3) Kişinin Kendi Kendine Koyduğu Engeller: Kariyer engelleri açısından değerlendirildiğinde bazen kariyer engelleri diğer kişi ve dış şartlardan oluşmayıp, kişinin kendisinden de kaynaklanabilmektedir. Kişilerin kariyer engelleri oluşturmalarına neden olan unsurları ise şu şekilde sıralamak mümkündür (Örücü vd., 2007: 119-120) ;

 Kadının cinsiyet rollerine ilişkin tutumları; “Kadının yeri neresi ?” sorusunun cevabını bulamayışı

 Toplumsal değerleri sorgulamadan içselleştirmek

 Kadınlara karşı olan negatif önyargıları kabul etme ve bu doğrultuda hareket etmek.

 Kendisine ailede yüklenen rol gereği iş-aile çatışması yaşamak ve suçluluk duygusu ile başa çıkamamak

 Özgüven eksikliği, kararsızlık, ne istediğini bilememek; kendini geliştirme, koşullarını değiştirme isteği, inancı veya imkânı olmamak

 Sistemin değiştirilemeyeceğine duyulan inanç, sistemi destekleme zorunluluğu hissetmek

 Kariyerde yükselmeyi tercih etmemek / kariyer yönelimli olmamak, kariyerde yükselmenin gerekliliklerini ve zorunluluklarını göze almamak.

Cam tavanla ilgili araştırmaların çoğu, örgütsel kültürün, kadınların kariyerleri için engel oluşturmasının dinamiği olan dış çevre ile seçme mekanizması üzerinde yoğunlaşmıştır.

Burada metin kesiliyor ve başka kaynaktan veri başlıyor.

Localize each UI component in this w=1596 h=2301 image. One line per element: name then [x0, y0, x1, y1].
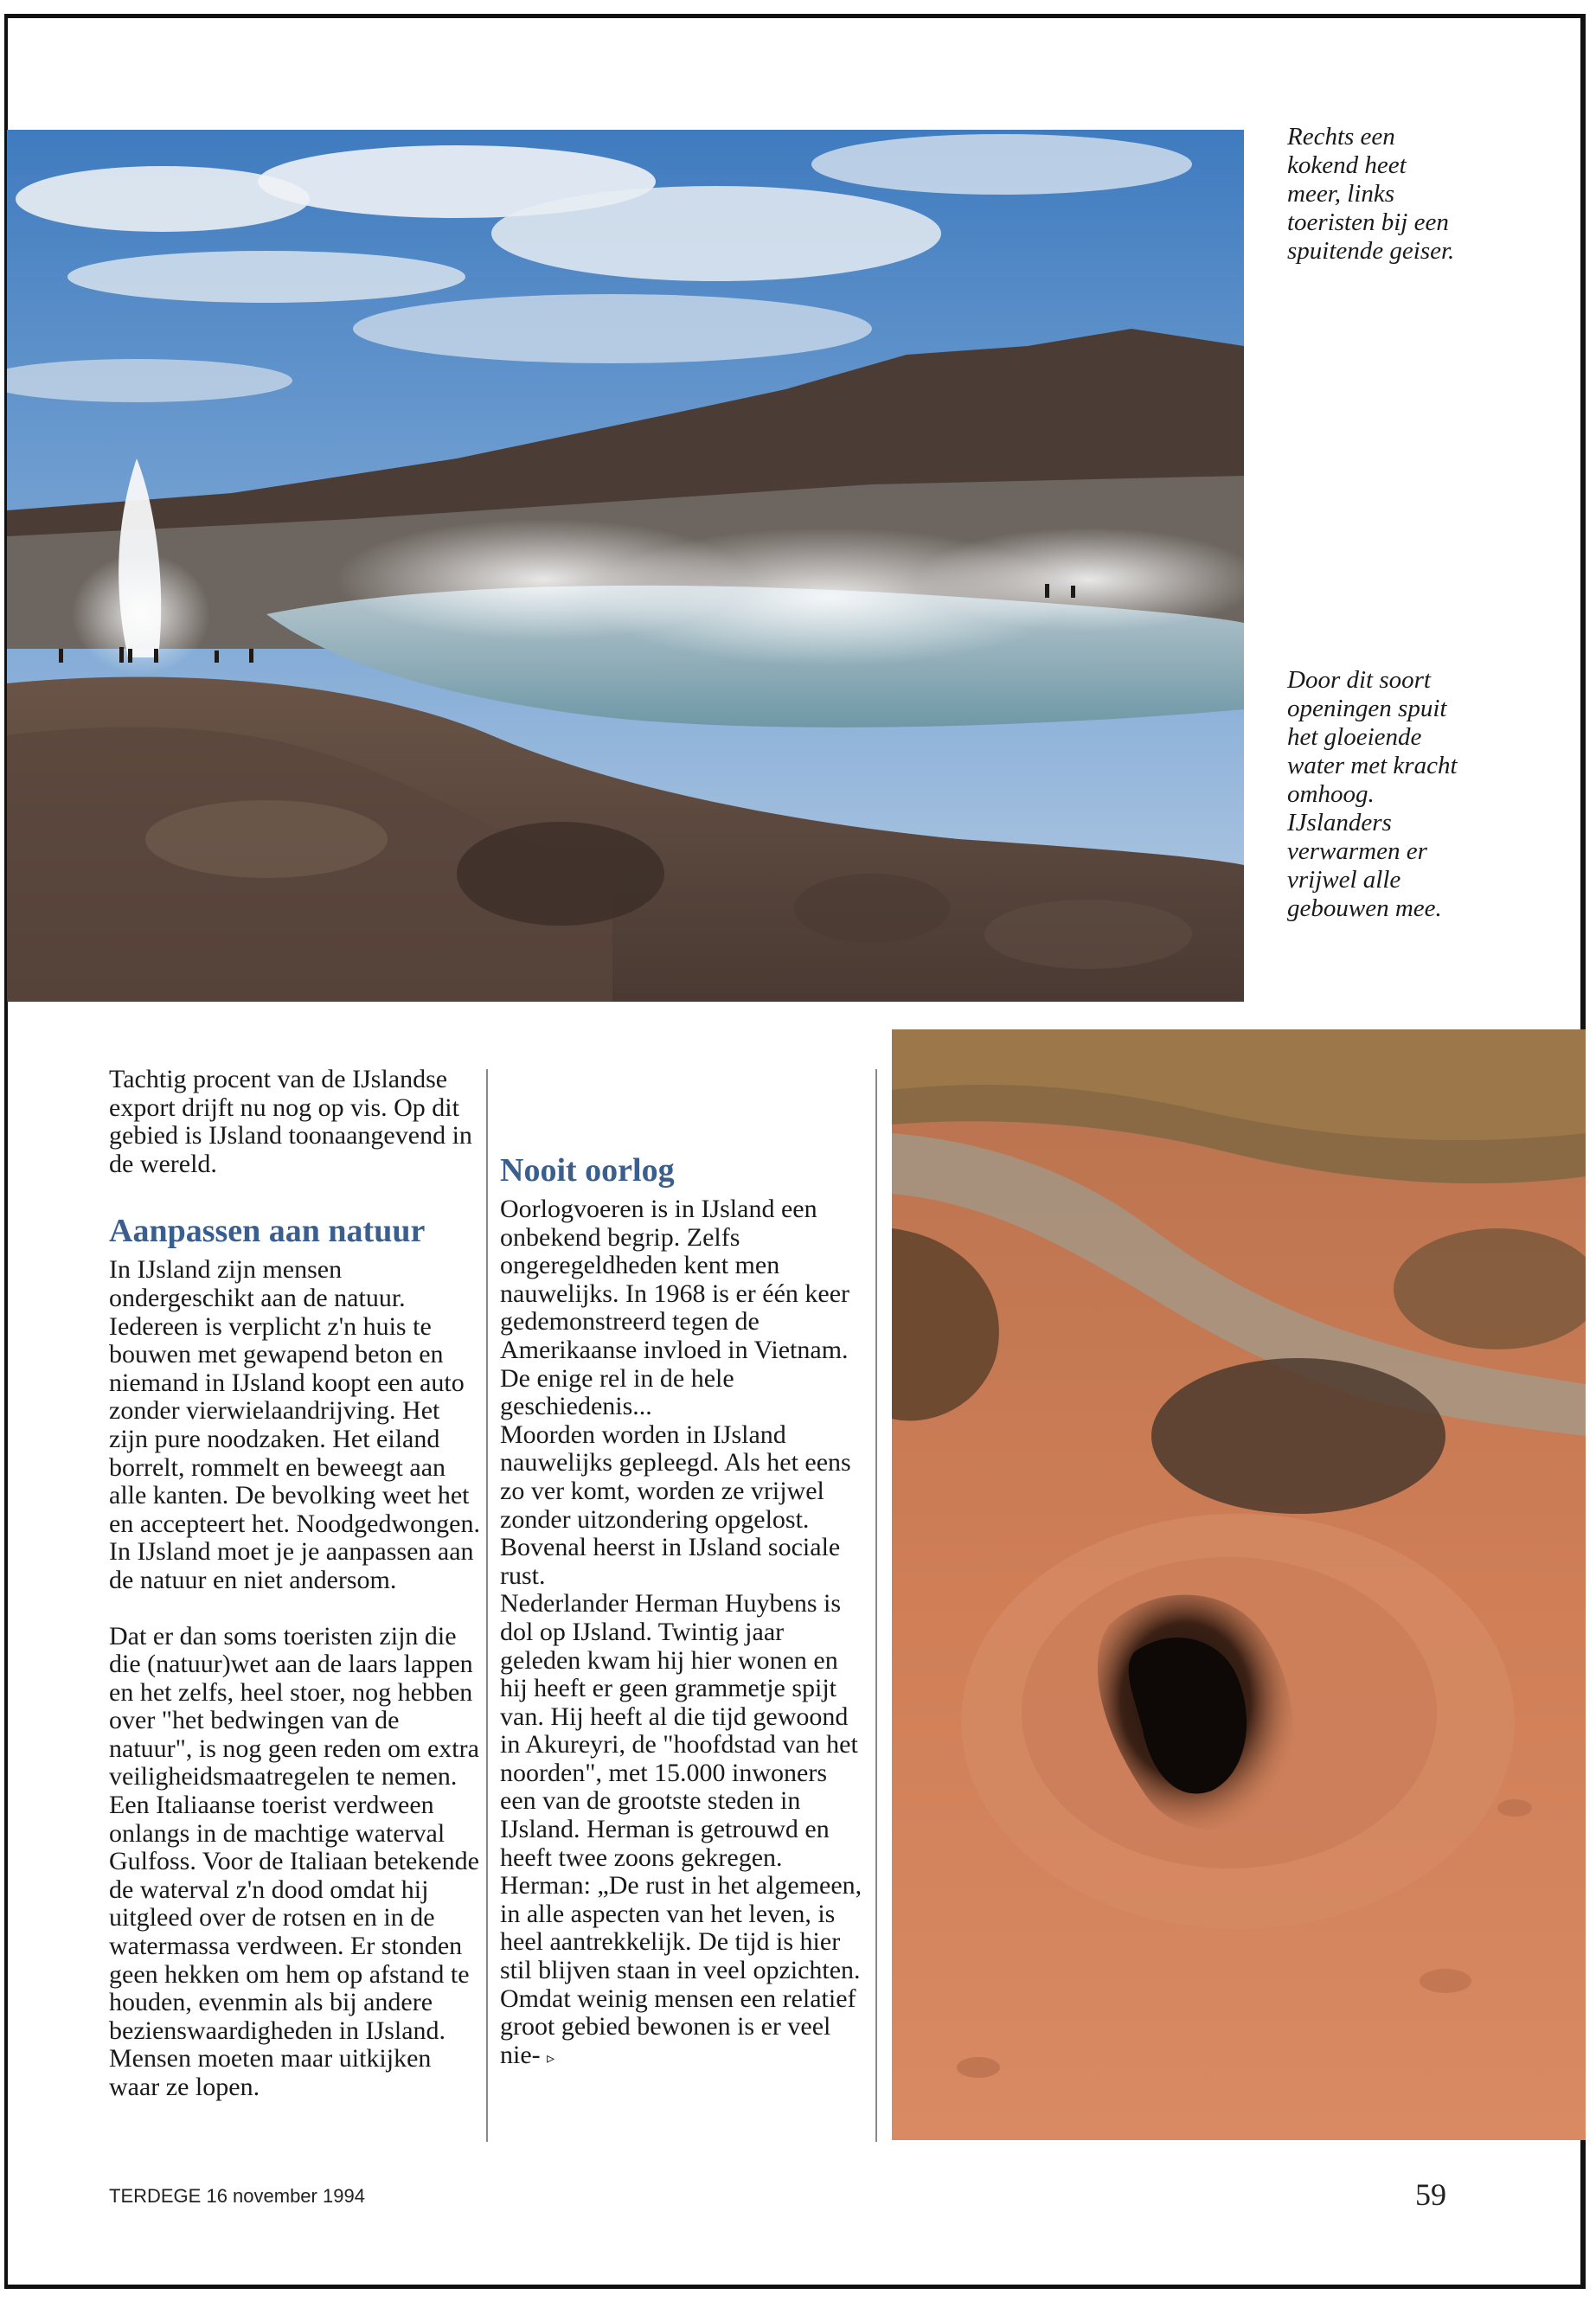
paragraph-herman: Nederlander Herman Huybens is dol op IJsland. Twintig jaar geleden kwam hij hier wonen en hij heeft er geen grammetje spijt van. Hij heeft al die tijd gewoond in Akureyri, de "hoofdstad van het noorden", met 15.000 inwoners een van de grootste steden in IJsland. Herman is getrouwd en heeft twee zoons gekregen. [500, 1589, 858, 1872]
page-number: 59 [1415, 2177, 1446, 2212]
heading-nooit-oorlog: Nooit oorlog [500, 1152, 675, 1189]
paragraph-moorden: Moorden worden in IJsland nauwelijks gepleegd. Als het eens zo ver komt, worden ze vrijwel zonder uitzondering opgelost. [500, 1420, 851, 1534]
publication-footer: TERDEGE 16 november 1994 [109, 2185, 365, 2207]
hot-spring-hole-photo [892, 1029, 1586, 2140]
continue-arrow-icon: ▹ [547, 2048, 555, 2067]
paragraph-oorlog: Oorlogvoeren is in IJsland een onbekend begrip. Zelfs ongeregeldheden kent men nauwelijks. In 1968 is er één keer gedemonstreerd tegen de Amerikaanse invloed in Vietnam. De enige rel in de hele geschiedenis... [500, 1195, 850, 1421]
heading-aanpassen: Aanpassen aan natuur [109, 1213, 426, 1250]
paragraph-toeristen: Dat er dan soms toeristen zijn die die (natuur)wet aan de laars lappen en het zelfs, heel stoer, nog hebben over "het bedwingen van de natuur", is nog geen reden om extra veiligheidsmaatregelen te nemen. Een Italiaanse toerist verdween onlangs in de machtige waterval Gulfoss. Voor de Italiaan betekende de waterval z'n dood omdat hij uitgleed over de rotsen en in de watermassa verdween. Er stonden geen hekken om hem op afstand te houden, evenmin als bij andere bezienswaardigheden in IJsland. Mensen moeten maar uitkijken waar ze lopen. [109, 1621, 479, 2101]
column-divider-right [875, 1069, 877, 2142]
caption-openings: Door dit soort openingen spuit het gloeiende water met kracht omhoog. IJslanders verwarmen er vrijwel alle gebouwen mee. [1287, 666, 1458, 922]
paragraph-herman-quote [500, 1872, 863, 2073]
article-column-middle [500, 1066, 863, 2073]
paragraph-sociale-rust: Bovenal heerst in IJsland sociale rust. [500, 1533, 841, 1590]
article-column-left [109, 1066, 481, 2102]
geyser-landscape-photo [7, 130, 1244, 1002]
column-divider-left [486, 1069, 488, 2142]
intro-paragraph: Tachtig procent van de IJslandse export drijft nu nog op vis. Op dit gebied is IJsland toonaangevend in de wereld. [109, 1065, 472, 1178]
quote-text: Herman: „De rust in het algemeen, in alle aspecten van het leven, is heel aantrekkelijk. De tijd is hier stil blijven staan in veel opzichten. Omdat weinig mensen een relatief groot gebied bewonen is er veel nie- [500, 1871, 862, 2069]
paragraph-aanpassen: In IJsland zijn mensen ondergeschikt aan de natuur. Iedereen is verplicht z'n huis te bouwen met gewapend beton en niemand in IJsland koopt een auto zonder vierwielaandrijving. Het zijn pure noodzaken. Het eiland borrelt, rommelt en beweegt aan alle kanten. De bevolking weet het en accepteert het. Noodgedwongen. In IJsland moet je je aanpassen aan de natuur en niet andersom. [109, 1255, 480, 1594]
caption-geyser-lake: Rechts een kokend heet meer, links toeristen bij een spuitende geiser. [1287, 123, 1455, 265]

Kadınların kendilerine karşı önyargılı olan seçme süreçleriyle susturuldukları ve egemen erkek kültüründen dışlandıkları tartışılmaktadır. Cinsiyet şemaları, cinsiyet stereotipleri veya önyargılı tutumlar gibi dışlama mekanizmalarının tümünün önemli rol oynadıkları ve kadınların aleyhindeki yargılamaları ve değerlendirmeleri etkiledikleri görülmüştür (Vianen ve Fischer, 2002: 316).

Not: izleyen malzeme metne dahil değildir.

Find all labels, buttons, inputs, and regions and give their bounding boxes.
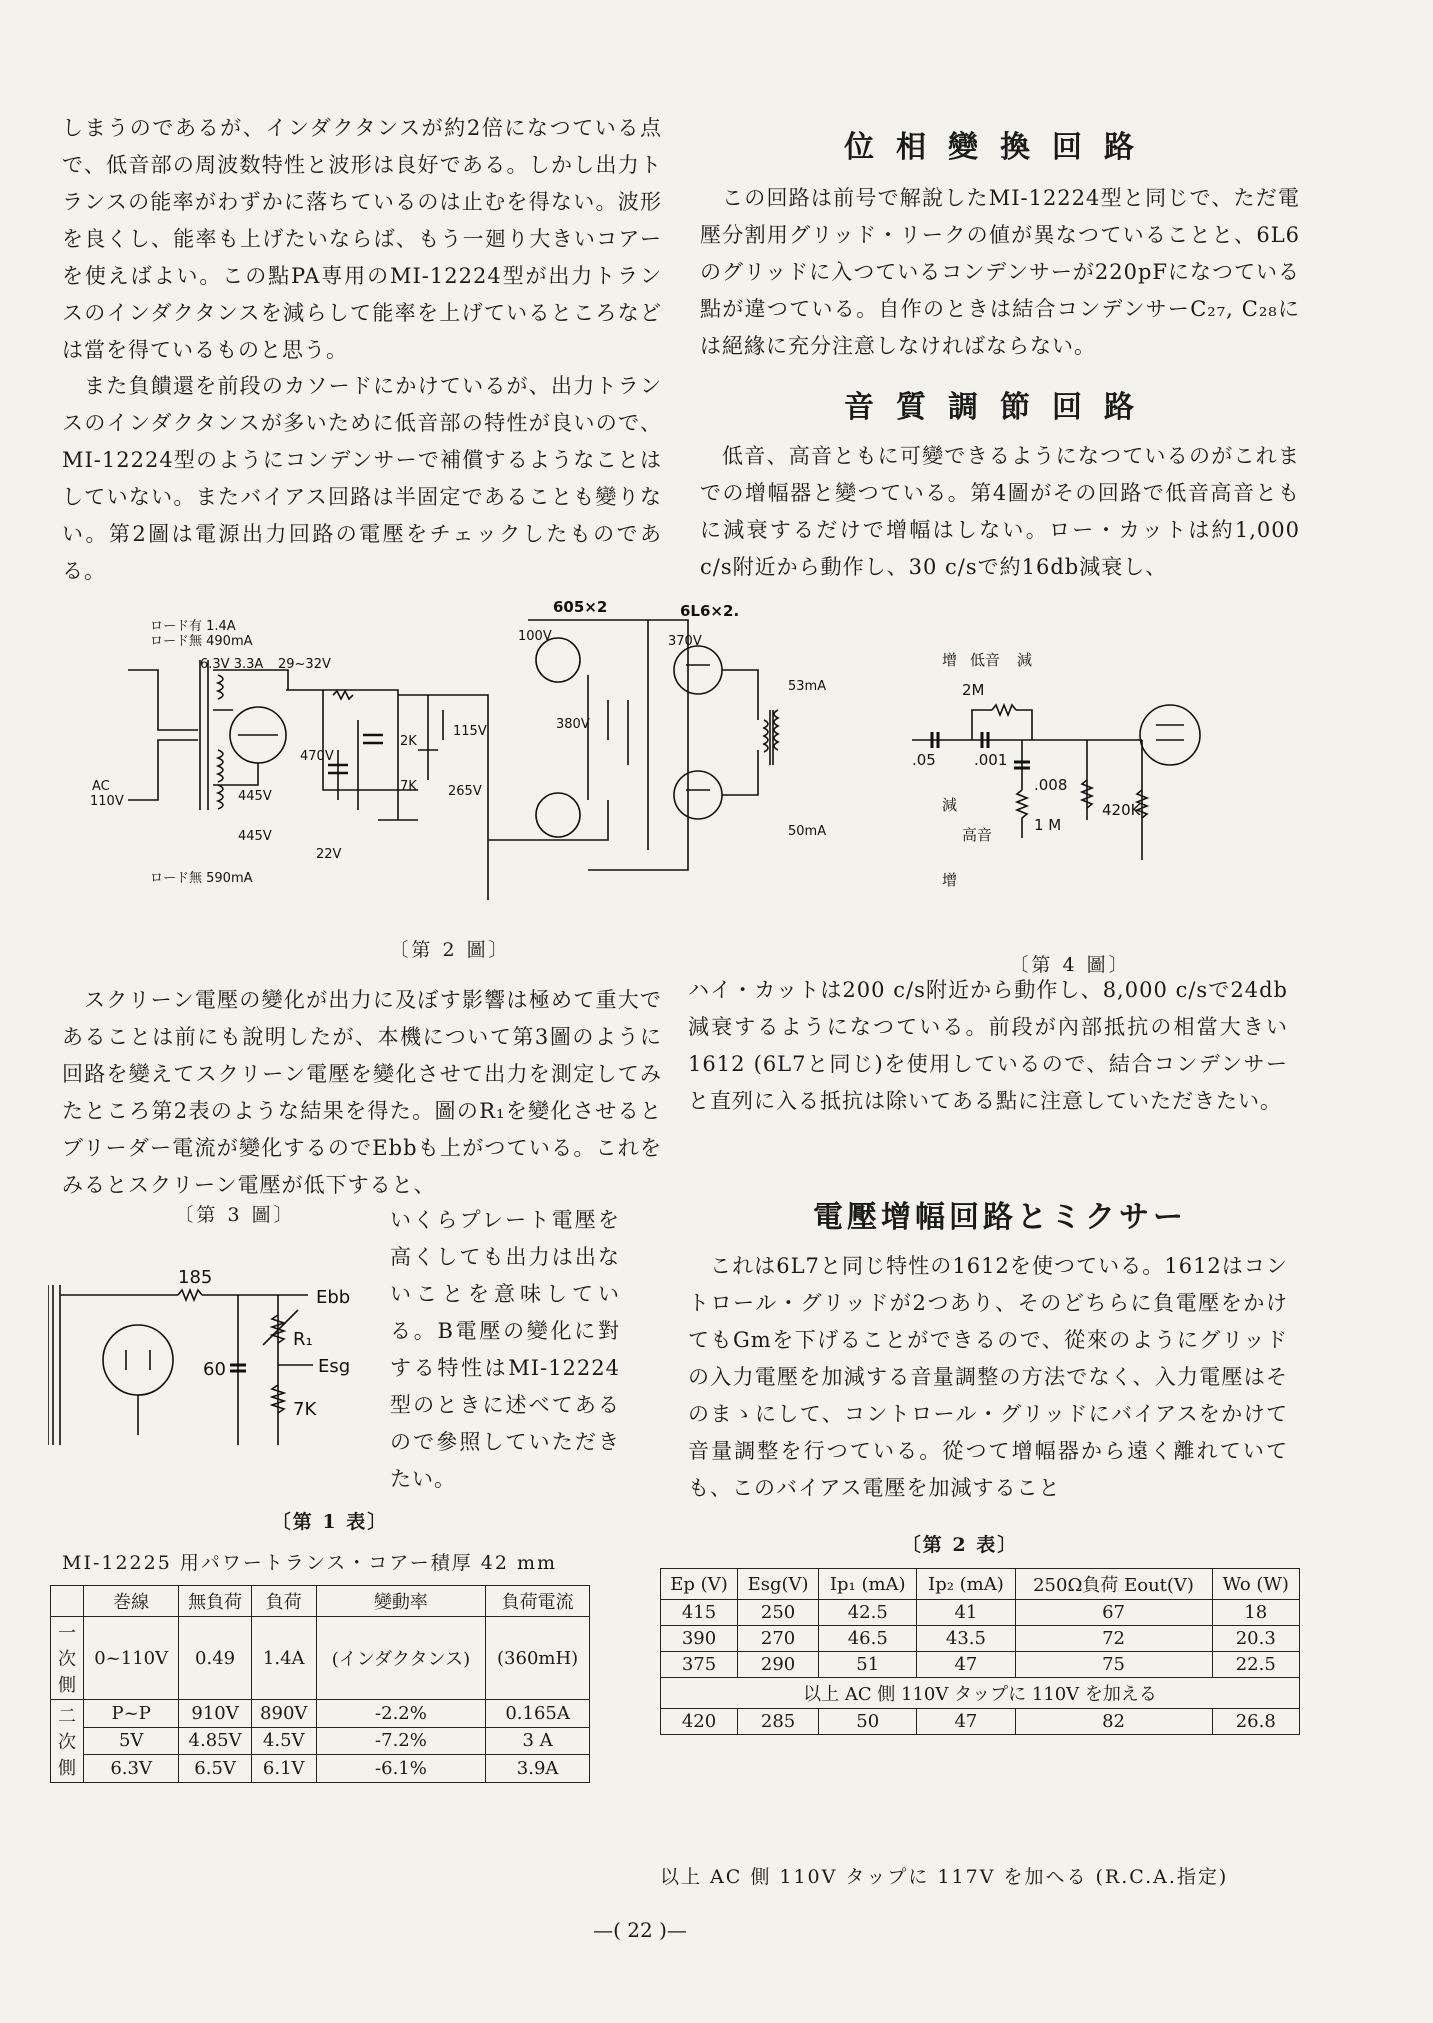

İşte kadınların giderek daha iyi eğitimli olmalarına, daha fazla işe sahip olmalarına karşın hala mesleki ve örgütsel ayrımla karşı karşıya oldukları veya çok azının yöneticilik pozisyonunda görev almaları, cam tavanı delerek yönetimin üst düzeylerine ulaşabildikleri de bir gerçektir. Fakat buna karşı cam tavanın korunmasına yönelik olarak, kadınların iş yaşamına daha fazla katılması ve üst düzey yöneticilik mevkiine daha fazla dahil olmaya başladığı son yıllarda erkek egemen kültür ve/veya cam tavan erkekler tarafından geliştirilmiş, yeni bir formül ortaya atılmıştır. “Presenteizm” olarak adlandırılan ve işteki etkili performans için, gerekli olan zamandan daha fazla süre işte kalma olarak tanımlanan bu uygulamanın, kadın yükselmesinin önüne geçmekten başka bir anlama gelmeyeceği düşünülmektedir. Mallon ve Cassel, kadınların yükselme ve kariyer geliştirmeye yardım eden ve engelleyen faktörleri incelemiş ve bu araştırmanın sonuçlarına göre araştırmaya katılan kadınların % 70’i örgüt kültürü, örgüt uygulanan politika ve uygulamaların kariyer yapmaları önünde bir engel olduğunu belirtmişlerdir.